Reds, Bruce getting hot after slow start
CINCINNATI -- Hot streaks are part of Jay Bruce's baseball culture and the Cincinnati Reds expect them to arrive -- like Easter, the Fourth of July, Thanksgiving and Christmas.
Both the Reds and Bruce just wish his streaks would surface more often and stick around longer than a take-a-bow cameo appearance.
For the fourth time in his just-blossoming major-league career, the 25-year-old Bruce was National League Player of the Week last week. Over a six-game stretch he hit .476 with four homers and 10 RBI, including home runs in four straight games.
Earlier this season, Bruce went 0 for 19, but they don't give weekly awards for frustration.
That's been the way for Bruce -- gluttony or starvation, a pile of hits or a stack of strikeouts. And he knows it and that's what he'd like to change -- enhance the positive and obliterate the negative.
"I'd like to extend that one week for as long as I can," he said. "This isn't the problem. This has happened before, where I've been Player of the Week. The problem is that after that I sometimes stink for a little bit. I want to minimize that, make the most of this."
Asked if he is in the proverbial 'zone' right now, Bruce hesitated, then smiled and said, "Sure. Why not?" Does he believe that? Well, maybe. He's been here before when everything he swings at lands in the grass for a hit or in the seats for a home run. And he has been through spells where every time he swings the ball lands in the catcher's mitt.
"I'm just trying to focus on my daily routine, the work I've been doing," he said. "Honestly, I'm not thinking about any of that 'zone' kind of thing."
Bruce came to camp 15 pounds lighter than his playing weight from last season and took a lot humorous heat from teammate Joey Votto.
"What do you think about a guy who hits 32 home runs last season and decides he needs to lose weight?" said Votto with a broad smile. Then early in spring when Bruce was hitting a lot of fly balls just in front of the wall, Votto shouted, "See, look at that. He loses weight and now all he has is warning track power."
But after his ingot-hot week, Bruce had seven home runs, tied for second with Milwaukee's Ryan Braun for league leadership, four behind LA's Matt Kemp.
Well, how about the fact he could now do a commercial for Jenny Craig or appear on TV's Biggest Loser?
"I don't feel like a new person, or anything like that as far as when I'm on the field," he said. "I feel a little better about myself, maybe internally, but nothing performance-wise.

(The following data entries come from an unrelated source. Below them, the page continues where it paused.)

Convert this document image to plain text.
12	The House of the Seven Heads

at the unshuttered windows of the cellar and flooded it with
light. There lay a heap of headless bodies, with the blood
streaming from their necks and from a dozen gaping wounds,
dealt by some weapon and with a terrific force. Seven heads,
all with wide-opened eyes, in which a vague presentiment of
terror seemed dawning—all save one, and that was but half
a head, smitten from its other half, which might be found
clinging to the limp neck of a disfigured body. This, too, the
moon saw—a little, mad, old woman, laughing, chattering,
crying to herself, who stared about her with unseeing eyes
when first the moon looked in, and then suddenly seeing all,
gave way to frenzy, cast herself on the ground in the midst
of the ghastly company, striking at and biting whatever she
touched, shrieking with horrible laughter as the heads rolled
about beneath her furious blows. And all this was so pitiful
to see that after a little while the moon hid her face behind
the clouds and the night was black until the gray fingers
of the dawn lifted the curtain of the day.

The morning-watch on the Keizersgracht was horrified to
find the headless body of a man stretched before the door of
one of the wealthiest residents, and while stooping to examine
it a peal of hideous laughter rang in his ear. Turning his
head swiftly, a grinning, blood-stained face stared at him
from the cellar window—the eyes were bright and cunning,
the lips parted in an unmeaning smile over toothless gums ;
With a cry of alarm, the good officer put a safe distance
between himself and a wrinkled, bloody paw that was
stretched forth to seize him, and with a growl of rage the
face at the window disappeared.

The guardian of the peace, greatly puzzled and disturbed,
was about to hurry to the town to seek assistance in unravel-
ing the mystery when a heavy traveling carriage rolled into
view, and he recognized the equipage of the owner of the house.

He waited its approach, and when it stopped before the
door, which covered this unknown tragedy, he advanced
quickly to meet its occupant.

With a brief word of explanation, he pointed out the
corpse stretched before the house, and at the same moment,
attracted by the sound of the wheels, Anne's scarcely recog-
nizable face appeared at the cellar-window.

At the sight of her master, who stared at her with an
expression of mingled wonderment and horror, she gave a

"I changed a lot during the off-season and during this season so far," he said. "It has helped me."
After a 4-8 start, the Reds finished April 11-11, in second place behind the St. Louis Cardinals in the National League Central.
The team's rise has coincided with Bruce's bat sounding off.
"We're going in the right direction and we're going to be just fine," he said. "You can't make a true judgment after one month. We're in a fine position. Our pitching is doing well and our hitting is coming around. That's all we can ask for. We just have to keep our eyes on the prize."
Manager Dusty Baker has learned that so far living with Bruce is like a ride on the famous 'Beast' roller coaster ride in Kings Island amusement park. There will be exhilarating highs and breath-taking lows, but you are along for the ride.
"Remember two years ago and even early last year, some fans wanted Bruce shipped back to the minors," said Baker. "They forget that this kid is just 25 years old. Most baseball people will tell you that hitters are at their best between 32 and 35."
Baker knows that all Bruce needs to learn for now is consistency and consistency means laying off pitches outside the strike zone.
"We've seen him hot before and we're sure glad he got Player of the Week," said Baker. "He needs to just pretend that this is still Saturday or Sunday of last week.
"Sometimes things change because you play a different team the next week," Baker added. "We get reports on who is hot and who is not and a lot of times those guys who are hot continue to be hot, but sometimes those guys who are hot cool off the next series.
"It depends on how you are pitching them," he said. "You tend to pitch them a little more carefully and you tend to pitch them a little tougher," said Baker.
OK, so Bruce has the Player of the Week thing mastered. Now he is shooting for Player of the Month and as Baker says, "One of these years? MVP."